This document helps the UM Tier3 users to diagnose their condor job problems.
Submitting Machines
UMATLAS Tier3 users can submit their condor jobs from the following login machines
umt3int01.aglt2.org
umt3int02.aglt2.org
umt3int03.aglt2.org
umt3int04.aglt2.org
umt3int05.aglt2.org
gc-9-36.aglt2.org
gc-7-31.aglt2.org
Before submitting the jobs, please make sure,
1) none of input files or output files are stored from your AFS home directory.

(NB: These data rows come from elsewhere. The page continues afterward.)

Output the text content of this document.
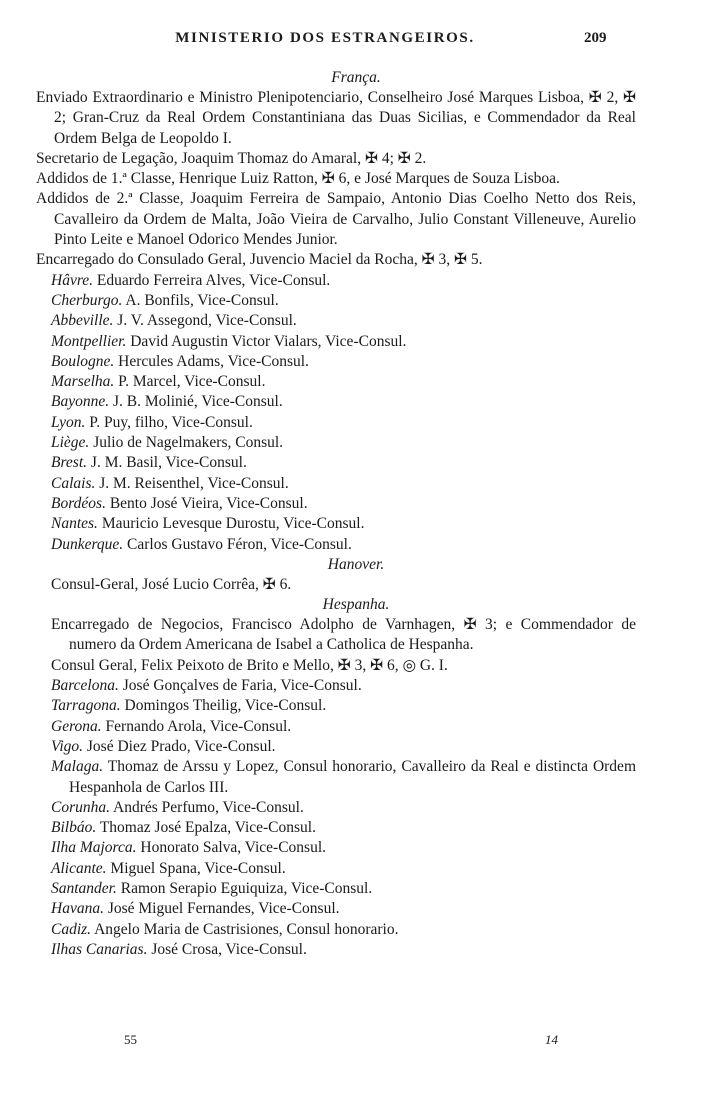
MINISTERIO DOS ESTRANGEIROS.	209
França.
Enviado Extraordinario e Ministro Plenipotenciario, Conselheiro José Marques Lisboa, ✠ 2, ✠ 2; Gran-Cruz da Real Ordem Constantiniana das Duas Sicilias, e Commendador da Real Ordem Belga de Leopoldo I.
Secretario de Legação, Joaquim Thomaz do Amaral, ✠ 4; ✠ 2.
Addidos de 1.ª Classe, Henrique Luiz Ratton, ✠ 6, e José Marques de Souza Lisboa.
Addidos de 2.ª Classe, Joaquim Ferreira de Sampaio, Antonio Dias Coelho Netto dos Reis, Cavalleiro da Ordem de Malta, João Vieira de Carvalho, Julio Constant Villeneuve, Aurelio Pinto Leite e Manoel Odorico Mendes Junior.
Encarregado do Consulado Geral, Juvencio Maciel da Rocha, ✠ 3, ✠ 5.
Hâvre. Eduardo Ferreira Alves, Vice-Consul.
Cherburgo. A. Bonfils, Vice-Consul.
Abbeville. J. V. Assegond, Vice-Consul.
Montpellier. David Augustin Victor Vialars, Vice-Consul.
Boulogne. Hercules Adams, Vice-Consul.
Marselha. P. Marcel, Vice-Consul.
Bayonne. J. B. Molinié, Vice-Consul.
Lyon. P. Puy, filho, Vice-Consul.
Liège. Julio de Nagelmakers, Consul.
Brest. J. M. Basil, Vice-Consul.
Calais. J. M. Reisenthel, Vice-Consul.
Bordéos. Bento José Vieira, Vice-Consul.
Nantes. Mauricio Levesque Durostu, Vice-Consul.
Dunkerque. Carlos Gustavo Féron, Vice-Consul.
Hanover.
Consul-Geral, José Lucio Corrêa, ✠ 6.
Hespanha.
Encarregado de Negocios, Francisco Adolpho de Varnhagen, ✠ 3; e Commendador de numero da Ordem Americana de Isabel a Catholica de Hespanha.
Consul Geral, Felix Peixoto de Brito e Mello, ✠ 3, ✠ 6, ◎ G. I.
Barcelona. José Gonçalves de Faria, Vice-Consul.
Tarragona. Domingos Theilig, Vice-Consul.
Gerona. Fernando Arola, Vice-Consul.
Vigo. José Diez Prado, Vice-Consul.
Malaga. Thomaz de Arssu y Lopez, Consul honorario, Cavalleiro da Real e distincta Ordem Hespanhola de Carlos III.
Corunha. Andrés Perfumo, Vice-Consul.
Bilbáo. Thomaz José Epalza, Vice-Consul.
Ilha Majorca. Honorato Salva, Vice-Consul.
Alicante. Miguel Spana, Vice-Consul.
Santander. Ramon Serapio Eguiquiza, Vice-Consul.
Havana. José Miguel Fernandes, Vice-Consul.
Cadiz. Angelo Maria de Castrisiones, Consul honorario.
Ilhas Canarias. José Crosa, Vice-Consul.
55	14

Jobs do not have permission to access your AFS home direcotry from the execution work nodes.
2) Output files should be writen to your NFS directory, such as /atlas/data19/username, instead of Lustre, as small IOs from the job updates will impose performance penalty to the Lustre file system.
Options of Queues
User can submit their jobs to 4 different kind of queues by using different submission commands:
condor_submit
(submit to regular queues, jobs are allowed to run up to 3 days)
condor_submit_short
(submited to the short queue, which has 12 reserved cores, jobs are allowed to run up to 2 hours)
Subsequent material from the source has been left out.